After further investigation, we have determined that today’s downtime was caused initially by faulty memory in our primary database instance which stores and serves most data used in our application. This triggered an automatic failover process to our standby database instance as expected, which is a procedure that we test periodically and happens in the wild occasionally (once or twice per year).
Unfortunately, the issue was compounded by a secondary problem in our failover process that caused the standby instance to incorrectly act as a read-only database instead of a read/write database. As a result, the database cluster “hung” in an unreachable state until we could completely recover the original database instance on new hardware. At this time, the application was briefly available, but shortly thereafter the aforementioned failover process attempted to complete. Correcting for this added another ~10 minutes to the downtime that users experienced, which overall was from ~9:33am until 10:21am ET. After that time, the database was healthy and other pieces of our infrastructure recovered over the next few minutes.

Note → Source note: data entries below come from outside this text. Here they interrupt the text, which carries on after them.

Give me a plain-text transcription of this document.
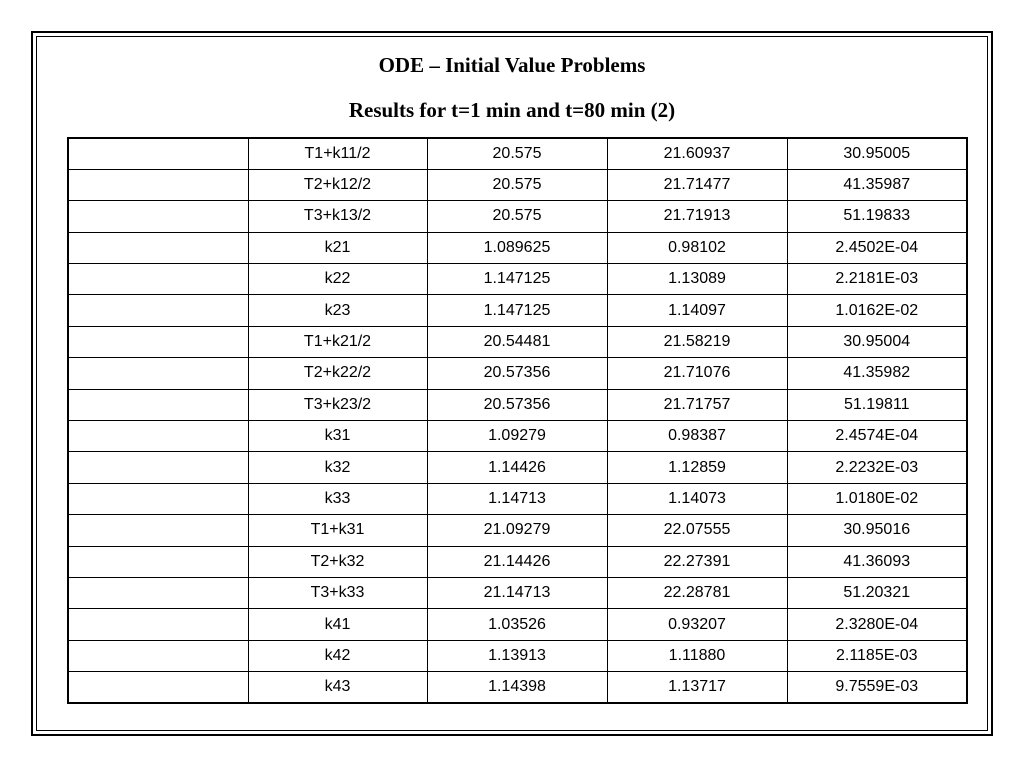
ODE – Initial Value Problems
Results for t=1 min and t=80 min (2)
	T1+k11/2	20.575	21.60937	30.95005
	T2+k12/2	20.575	21.71477	41.35987
	T3+k13/2	20.575	21.71913	51.19833
	k21	1.089625	0.98102	2.4502E-04
	k22	1.147125	1.13089	2.2181E-03
	k23	1.147125	1.14097	1.0162E-02
	T1+k21/2	20.54481	21.58219	30.95004
	T2+k22/2	20.57356	21.71076	41.35982
	T3+k23/2	20.57356	21.71757	51.19811
	k31	1.09279	0.98387	2.4574E-04
	k32	1.14426	1.12859	2.2232E-03
	k33	1.14713	1.14073	1.0180E-02
	T1+k31	21.09279	22.07555	30.95016
	T2+k32	21.14426	22.27391	41.36093
	T3+k33	21.14713	22.28781	51.20321
	k41	1.03526	0.93207	2.3280E-04
	k42	1.13913	1.11880	2.1185E-03
	k43	1.14398	1.13717	9.7559E-03
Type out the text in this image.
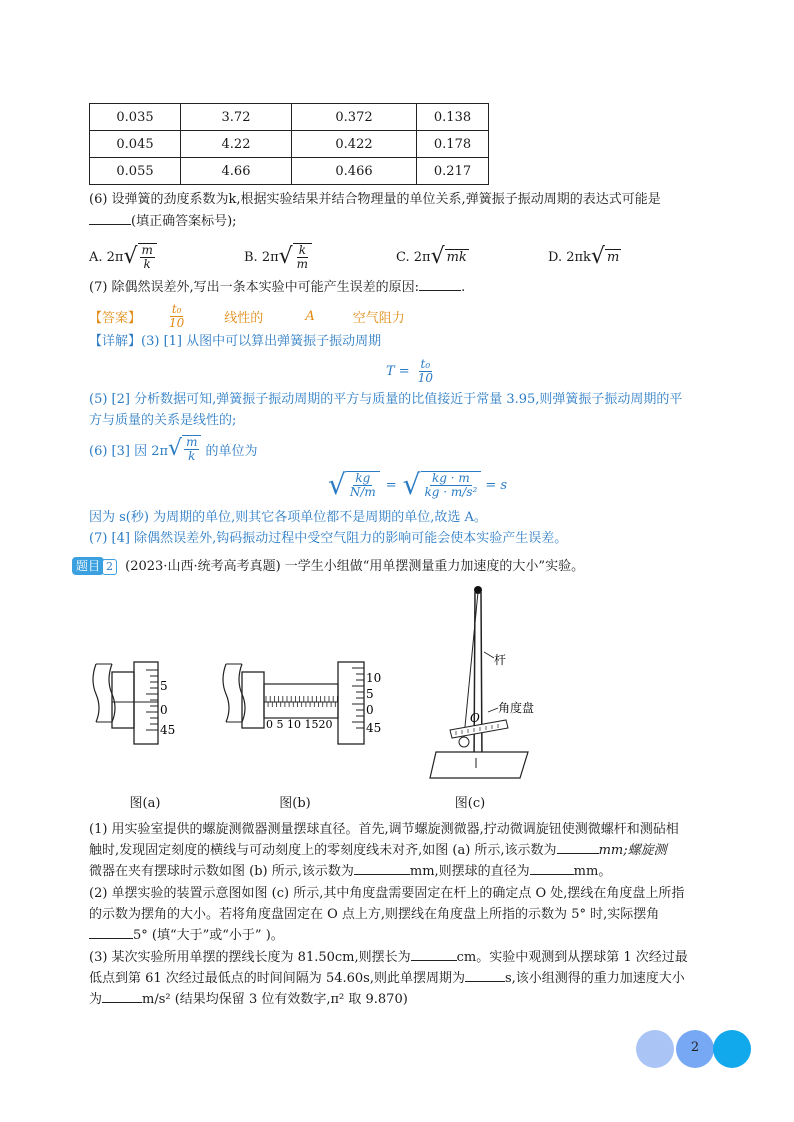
0.035	3.72	0.372	0.138
0.045	4.22	0.422	0.178
0.055	4.66	0.466	0.217
(6) 设弹簧的劲度系数为k,根据实验结果并结合物理量的单位关系,弹簧振子振动周期的表达式可能是
(填正确答案标号);
A. 2π √ $\frac{m}{k}$	B. 2π √ $\frac{k}{m}$	C. 2π √ mk	D. 2πk √ m
(7) 除偶然误差外,写出一条本实验中可能产生误差的原因:	.
【答案】 $\frac{\text{t₀}}{10}$	线性的	A	空气阻力
【详解】(3) [1] 从图中可以算出弹簧振子振动周期
$T = \frac{\text{t₀}}{10}$
(5) [2] 分析数据可知,弹簧振子振动周期的平方与质量的比值接近于常量 3.95,则弹簧振子振动周期的平
方与质量的关系是线性的;
(6) [3] 因 2π √ $\frac{m}{k}$ 的单位为
√ $\frac{kg}{N/m}$ = √ $\frac{kg \cdot m}{\text{kg · m/s²}} = s$
因为 s(秒) 为周期的单位,则其它各项单位都不是周期的单位,故选 A。
(7) [4] 除偶然误差外,钩码振动过程中受空气阻力的影响可能会使本实验产生误差。
题目 2 (2023·山西·统考高考真题) 一学生小组做“用单摆测量重力加速度的大小”实验。
5
0
45
图(a)
0 5 10 1520
10
5
0
45
图(b)
杆
O
角度盘
图(c)
(1) 用实验室提供的螺旋测微器测量摆球直径。首先,调节螺旋测微器,拧动微调旋钮使测微螺杆和测砧相
触时,发现固定刻度的横线与可动刻度上的零刻度线未对齐,如图 (a) 所示,该示数为	mm;螺旋测
微器在夹有摆球时示数如图 (b) 所示,该示数为	mm,则摆球的直径为	mm。
(2) 单摆实验的装置示意图如图 (c) 所示,其中角度盘需要固定在杆上的确定点 O 处,摆线在角度盘上所指
的示数为摆角的大小。若将角度盘固定在 O 点上方,则摆线在角度盘上所指的示数为 5° 时,实际摆角
5° (填“大于”或“小于” )。
(3) 某次实验所用单摆的摆线长度为 81.50cm,则摆长为	cm。实验中观测到从摆球第 1 次经过最
低点到第 61 次经过最低点的时间间隔为 54.60s,则此单摆周期为	s,该小组测得的重力加速度大小
为	m/s² (结果均保留 3 位有效数字,π² 取 9.870)
2
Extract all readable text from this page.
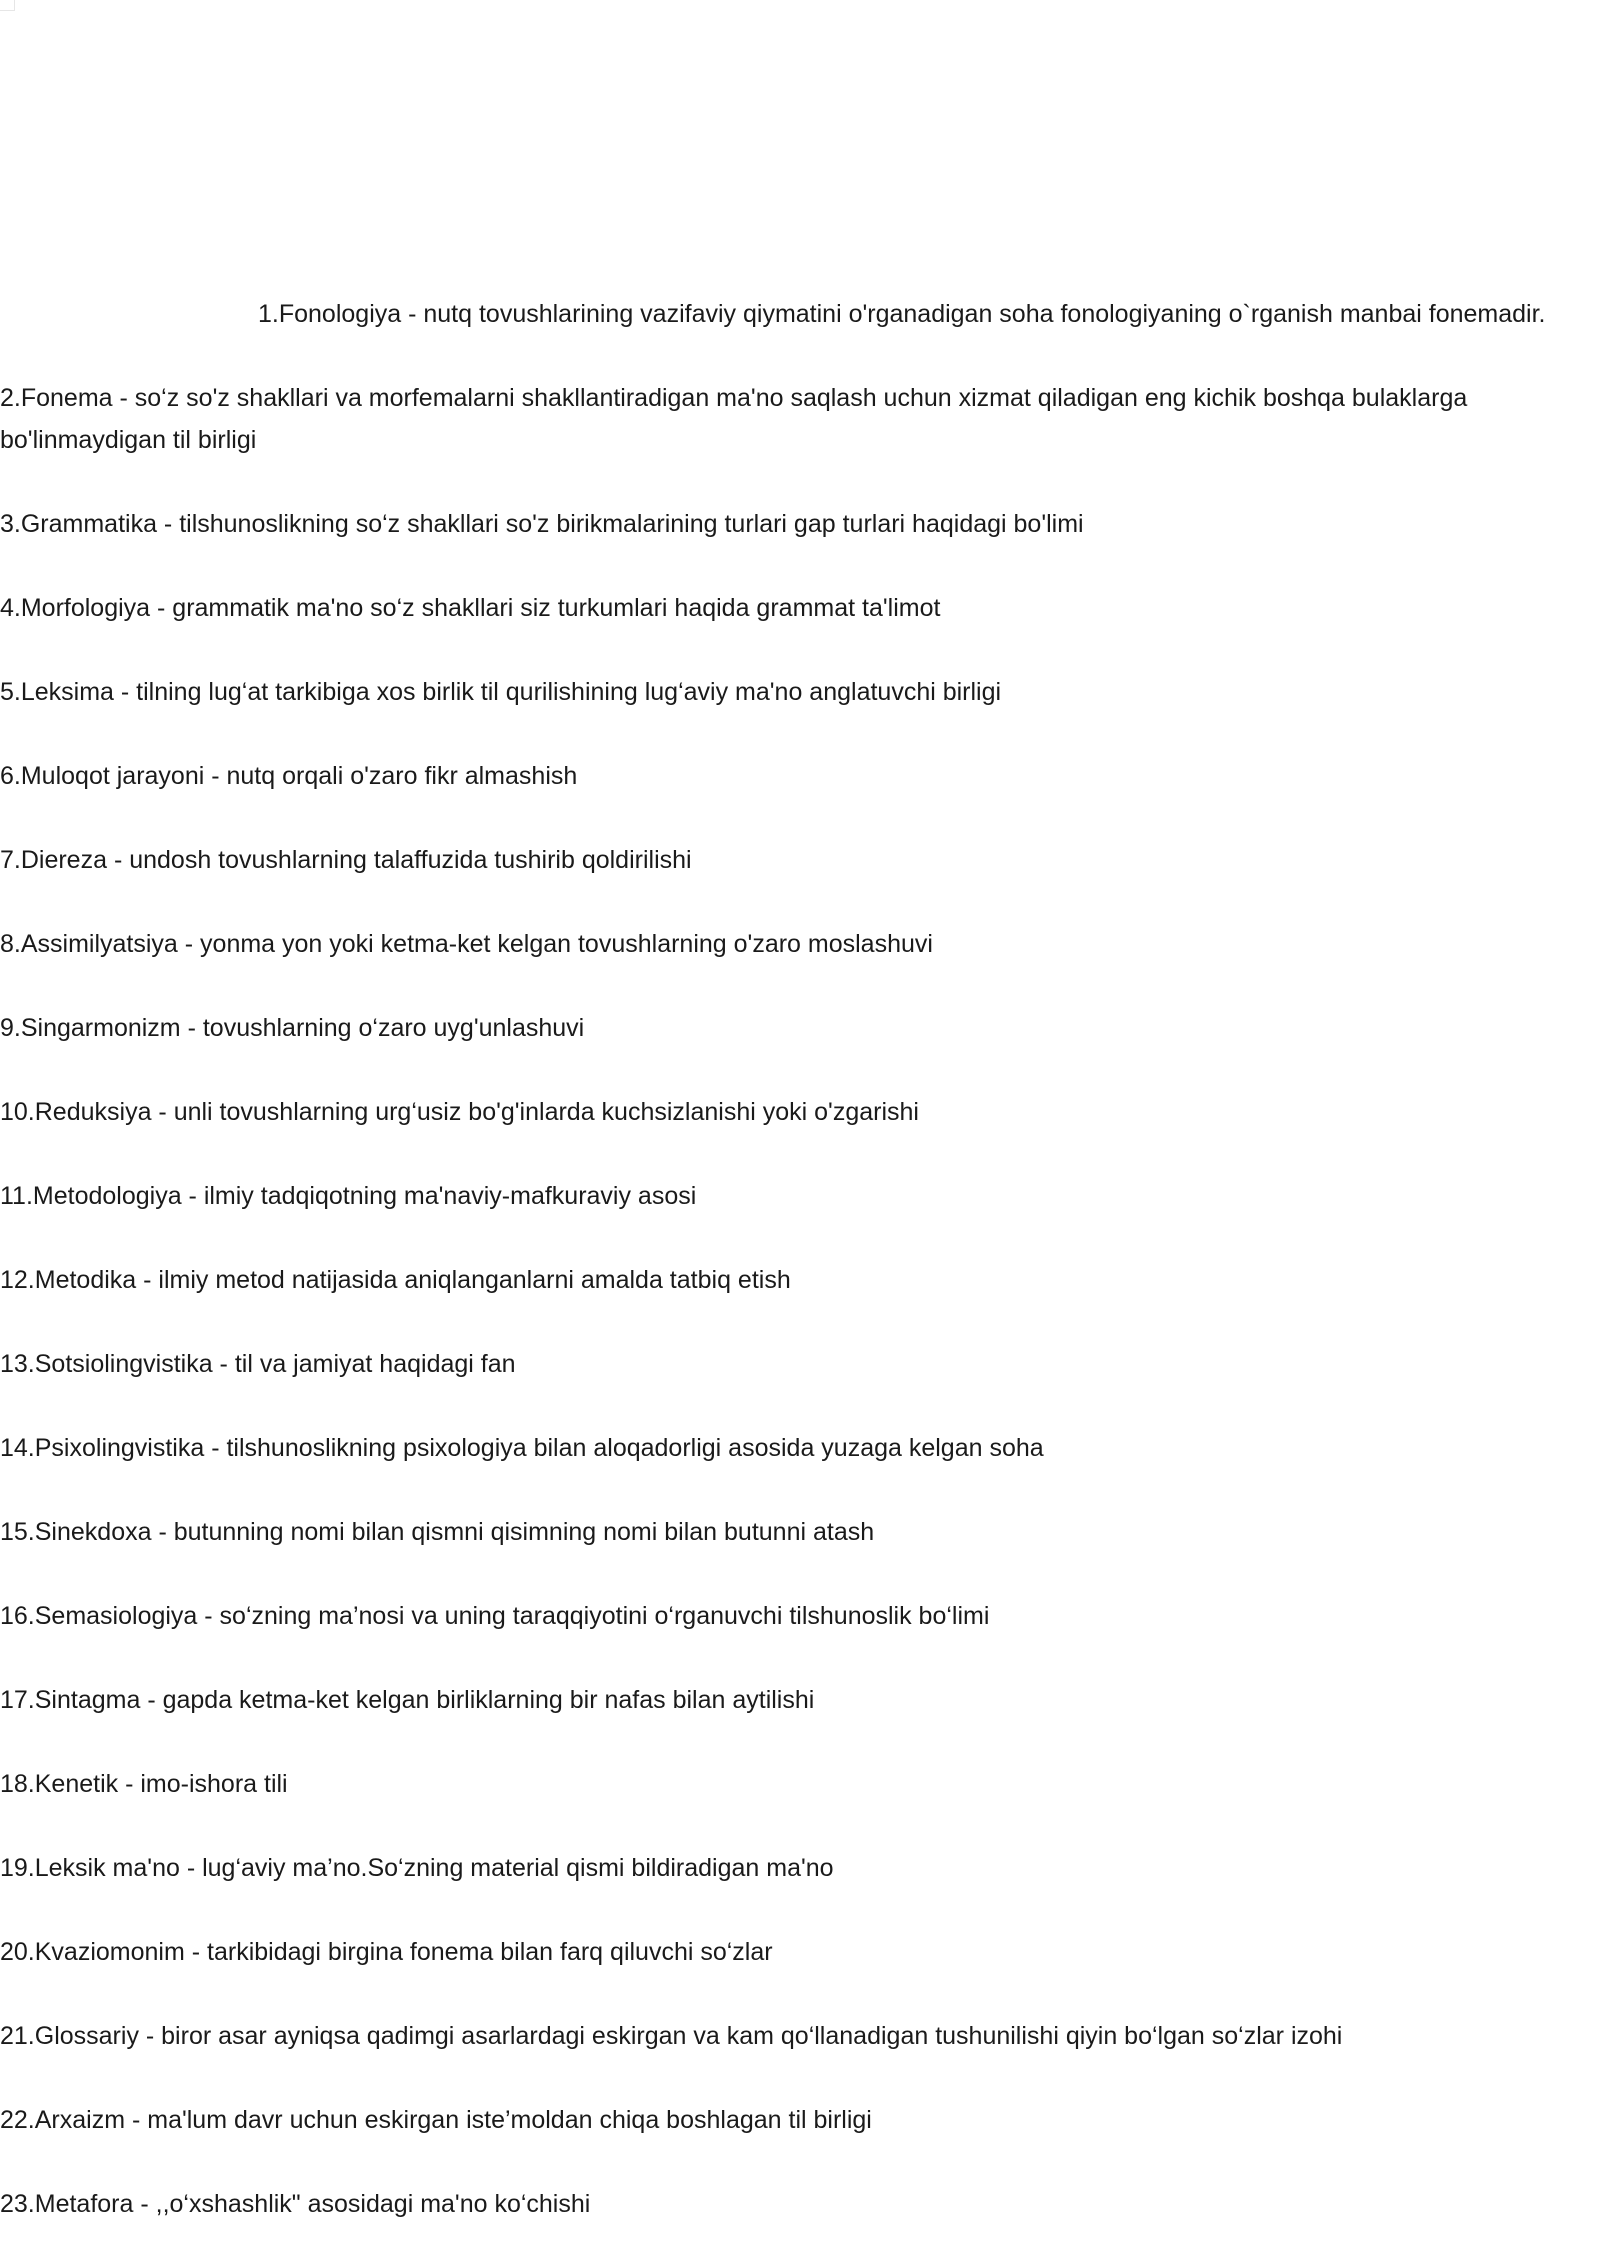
1.Fonologiya - nutq tovushlarining vazifaviy qiymatini o'rganadigan soha fonologiyaning o`rganish manbai fonemadir.
2.Fonema - so‘z so'z shakllari va morfemalarni shakllantiradigan ma'no saqlash uchun xizmat qiladigan eng kichik boshqa bulaklarga bo'linmaydigan til birligi
3.Grammatika - tilshunoslikning so‘z shakllari so'z birikmalarining turlari gap turlari haqidagi bo'limi
4.Morfologiya - grammatik ma'no so‘z shakllari siz turkumlari haqida grammat ta'limot
5.Leksima - tilning lug‘at tarkibiga xos birlik til qurilishining lug‘aviy ma'no anglatuvchi birligi
6.Muloqot jarayoni - nutq orqali o'zaro fikr almashish
7.Diereza - undosh tovushlarning talaffuzida tushirib qoldirilishi
8.Assimilyatsiya - yonma yon yoki ketma-ket kelgan tovushlarning o'zaro moslashuvi
9.Singarmonizm - tovushlarning o‘zaro uyg'unlashuvi
10.Reduksiya - unli tovushlarning urg‘usiz bo'g'inlarda kuchsizlanishi yoki o'zgarishi
11.Metodologiya - ilmiy tadqiqotning ma'naviy-mafkuraviy asosi
12.Metodika - ilmiy metod natijasida aniqlanganlarni amalda tatbiq etish
13.Sotsiolingvistika - til va jamiyat haqidagi fan
14.Psixolingvistika - tilshunoslikning psixologiya bilan aloqadorligi asosida yuzaga kelgan soha
15.Sinekdoxa - butunning nomi bilan qismni qisimning nomi bilan butunni atash
16.Semasiologiya - so‘zning ma’nosi va uning taraqqiyotini o‘rganuvchi tilshunoslik bo‘limi
17.Sintagma - gapda ketma-ket kelgan birliklarning bir nafas bilan aytilishi
18.Kenetik - imo-ishora tili
19.Leksik ma'no - lug‘aviy ma’no.So‘zning material qismi bildiradigan ma'no
20.Kvaziomonim - tarkibidagi birgina fonema bilan farq qiluvchi so‘zlar
21.Glossariy - biror asar ayniqsa qadimgi asarlardagi eskirgan va kam qo‘llanadigan tushunilishi qiyin bo‘lgan so‘zlar izohi
22.Arxaizm - ma'lum davr uchun eskirgan iste’moldan chiqa boshlagan til birligi
23.Metafora - ,,o‘xshashlik" asosidagi ma'no ko‘chishi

No data was lost or corrupted in this process, and multiple offsite backups were available to us in the event that they were required. Recovery from this instance did not involve recovery to the data itself, but rather to the compute hardware (CPU and memory) and networking infrastructure (pointing our application servers to the recovered database), both of which are decoupled from the storage.
We apologize for the trouble and inconvenience that this caused our customers. We continue to investigate the details of this incident and plan to take multiple steps to prevent similar incidents in the future.
Thanks very much,
Jesse